ICD10 code of Twin-Twin Transfusion Syndrome and ICD9 code

Twin-Twin Transfusion Syndrome (TTTS) is classified under ICD-10 code O31.8X0 (Maternal care for other complications of pregnancy, twin) or more specifically O43.01X- (Placental transfusion syndromes). In the older ICD-9-CM classification system, Twin-Twin Transfusion Syndrome was typically coded as 658.00 (Oligohydramnios) or 658.03, as there was no dedicated unique code for the condition.

What is the clinical significance of Twin-Twin Transfusion Syndrome?

Twin-Twin Transfusion Syndrome is a serious, rare condition occurring in approximately 10–15% of monochorionic diamniotic pregnancies. It involves an imbalance in blood flow through placental vascular anastomoses, where one twin (the donor) becomes hypovolemic and the other (the recipient) becomes hypervolemic. Identifying Twin-Twin Transfusion Syndrome early is critical, as it can lead to severe cardiac strain and hydrops if left untreated.

How is Twin-Twin Transfusion Syndrome staged?

Clinicians utilize the Quintero Staging System to determine the severity of Twin-Twin Transfusion Syndrome. This system guides treatment decisions and prognosis, ranging from Stage I (mild) to Stage V (death of one or both twins).

• Stage I: Polyhydramnios in the recipient and oligohydramnios in the donor.

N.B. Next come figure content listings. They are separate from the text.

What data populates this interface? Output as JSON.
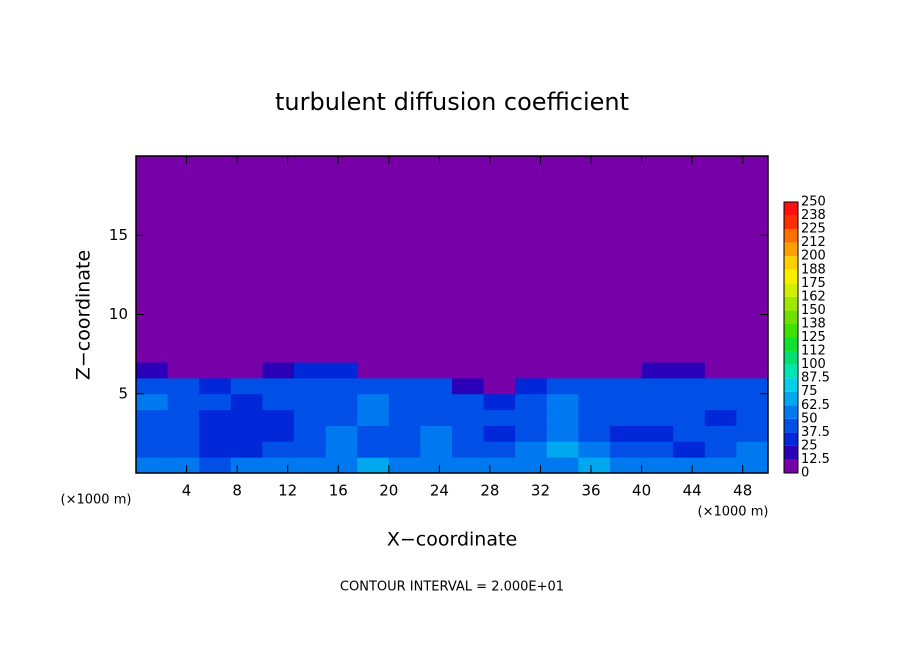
{
  "chart_data": {
    "type": "contour",
    "title": "turbulent diffusion coefficient",
    "x_label": "X−coordinate",
    "y_label": "Z−coordinate",
    "x_unit_label": "(×1000 m)",
    "y_unit_label": "(×1000 m)",
    "footer": "CONTOUR INTERVAL = 2.000E+01",
    "xlim": [
      0,
      50
    ],
    "ylim": [
      0,
      20
    ],
    "xticks": [
      4,
      8,
      12,
      16,
      20,
      24,
      28,
      32,
      36,
      40,
      44,
      48
    ],
    "yticks": [
      5,
      10,
      15
    ],
    "colorbar": {
      "levels": [
        0,
        12.5,
        25,
        37.5,
        50,
        62.5,
        75,
        87.5,
        100,
        {
          "value": 112.5,
          "label": "112"
        },
        125,
        {
          "value": 137.5,
          "label": "138"
        },
        150,
        {
          "value": 162.5,
          "label": "162"
        },
        175,
        {
          "value": 187.5,
          "label": "188"
        },
        200,
        {
          "value": 212.5,
          "label": "212"
        },
        225,
        {
          "value": 237.5,
          "label": "238"
        },
        250
      ],
      "colors": [
        "#7800a8",
        "#2a00b8",
        "#0028d8",
        "#0050e8",
        "#0078f0",
        "#00a8f0",
        "#00d0e8",
        "#00e8b0",
        "#00e070",
        "#10e030",
        "#40e000",
        "#70e000",
        "#a0e800",
        "#d0f000",
        "#f8f000",
        "#ffd000",
        "#ffa000",
        "#ff7000",
        "#ff3000",
        "#ff1010",
        "#f07070"
      ]
    },
    "field": {
      "x": [
        0,
        2.5,
        5,
        7.5,
        10,
        12.5,
        15,
        17.5,
        20,
        22.5,
        25,
        27.5,
        30,
        32.5,
        35,
        37.5,
        40,
        42.5,
        45,
        47.5,
        50
      ],
      "z": [
        0,
        1,
        2,
        3,
        4,
        5,
        6,
        7,
        20
      ],
      "values": [
        [
          55,
          50,
          45,
          60,
          55,
          50,
          60,
          65,
          55,
          60,
          50,
          55,
          60,
          55,
          65,
          60,
          55,
          50,
          55,
          60
        ],
        [
          40,
          45,
          35,
          30,
          38,
          45,
          50,
          40,
          45,
          55,
          40,
          45,
          50,
          65,
          55,
          45,
          40,
          35,
          45,
          50
        ],
        [
          45,
          40,
          30,
          32,
          35,
          40,
          55,
          45,
          40,
          50,
          45,
          35,
          45,
          60,
          40,
          35,
          32,
          40,
          38,
          45
        ],
        [
          42,
          48,
          35,
          30,
          33,
          42,
          45,
          55,
          48,
          42,
          45,
          40,
          38,
          55,
          45,
          38,
          40,
          42,
          35,
          40
        ],
        [
          50,
          45,
          40,
          35,
          40,
          45,
          40,
          55,
          45,
          40,
          40,
          35,
          45,
          50,
          48,
          42,
          45,
          40,
          45,
          48
        ],
        [
          45,
          40,
          30,
          40,
          45,
          40,
          45,
          42,
          45,
          45,
          20,
          10,
          30,
          45,
          45,
          40,
          45,
          45,
          40,
          45
        ],
        [
          15,
          5,
          10,
          10,
          20,
          30,
          30,
          10,
          5,
          5,
          0,
          0,
          0,
          5,
          5,
          10,
          20,
          15,
          10,
          10
        ],
        [
          0,
          0,
          0,
          0,
          0,
          0,
          0,
          0,
          0,
          0,
          0,
          0,
          0,
          0,
          0,
          0,
          0,
          0,
          0,
          0
        ]
      ]
    }
  }
}
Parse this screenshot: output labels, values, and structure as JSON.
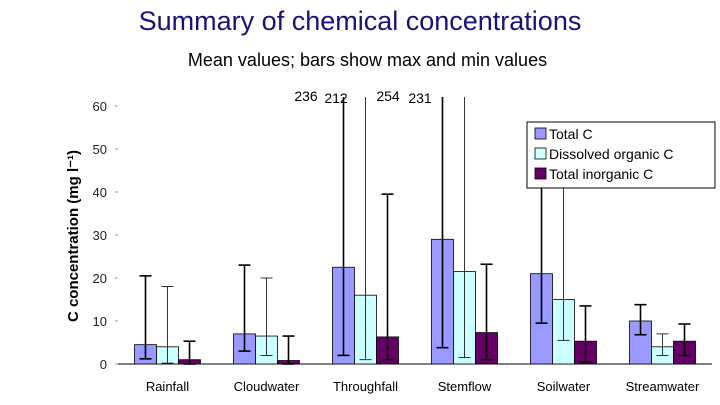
{
  "title": "Summary of chemical concentrations",
  "subtitle": "Mean values; bars show max and min values",
  "chart_data": {
    "type": "bar",
    "ylabel": "C concentration (mg l⁻¹)",
    "ylim": [
      0,
      60
    ],
    "yticks": [
      0,
      10,
      20,
      30,
      40,
      50,
      60
    ],
    "categories": [
      "Rainfall",
      "Cloudwater",
      "Throughfall",
      "Stemflow",
      "Soilwater",
      "Streamwater"
    ],
    "series": [
      {
        "name": "Total C",
        "color": "#9999ff",
        "values": [
          4.5,
          7.0,
          22.5,
          29.0,
          21.0,
          10.0
        ],
        "max": [
          20.5,
          23.0,
          236,
          254,
          50.5,
          13.8
        ],
        "min": [
          1.2,
          3.0,
          2.0,
          3.8,
          9.5,
          6.8
        ]
      },
      {
        "name": "Dissolved organic C",
        "color": "#ccffff",
        "values": [
          4.0,
          6.5,
          16.0,
          21.5,
          15.0,
          4.0
        ],
        "max": [
          18.0,
          20.0,
          212,
          231,
          47.5,
          7.0
        ],
        "min": [
          0.2,
          2.0,
          1.0,
          1.5,
          5.5,
          2.0
        ]
      },
      {
        "name": "Total inorganic C",
        "color": "#660066",
        "values": [
          1.0,
          0.8,
          6.3,
          7.3,
          5.3,
          5.3
        ],
        "max": [
          5.3,
          6.5,
          39.5,
          23.2,
          13.5,
          9.3
        ],
        "min": [
          0.0,
          0.0,
          1.0,
          1.0,
          0.5,
          2.0
        ]
      }
    ],
    "offscale_labels": [
      "236",
      "212",
      "254",
      "231"
    ],
    "legend_position": "top-right",
    "grid": false
  }
}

• Stage II: Absent bladder visualization in the donor twin.


• Stage III: Critically abnormal Doppler flow studies in either twin.


• Stage IV: Presence of fetal hydrops (fluid accumulation).


• Stage V: Demise of one or both twins.

Is Twin-Twin Transfusion Syndrome hereditary?

Twin-Twin Transfusion Syndrome is not considered a hereditary or genetic disorder. It is a sporadic complication of monochorionic placentation. While 9 members of the DiseaseMaps.org community have shared their experiences with Twin-Twin Transfusion Syndrome, it is important to remember that this is a result of placental architecture rather than inherited DNA mutations.

Next steps

• Consult a Maternal-Fetal Medicine (MFM) specialist immediately if you suspect symptoms of Twin-Twin Transfusion Syndrome.


• Monitor fetal growth through serial ultrasounds as recommended by your obstetrician.


• Connect with the 9 community members on DiseaseMaps.org who have navigated a diagnosis of Twin-Twin Transfusion Syndrome.


• Discuss laser photocoagulation surgery options with a specialized fetal surgery center if the syndrome progresses.

Medical disclaimer: This information is for educational purposes only and does not replace professional medical advice, diagnosis, or treatment.

References

• NIH Genetic and Rare Diseases Information Center (GARD): Twin-Twin Transfusion Syndrome.


• Orphanet: Rare Disease Database, ORPHA:99955 (Twin-Twin Transfusion Syndrome).


• Fetal Health Foundation: Clinical guidance on Twin-Twin Transfusion Syndrome.


• World Health Organization: ICD-10 Version 2016 (International Classification of Diseases).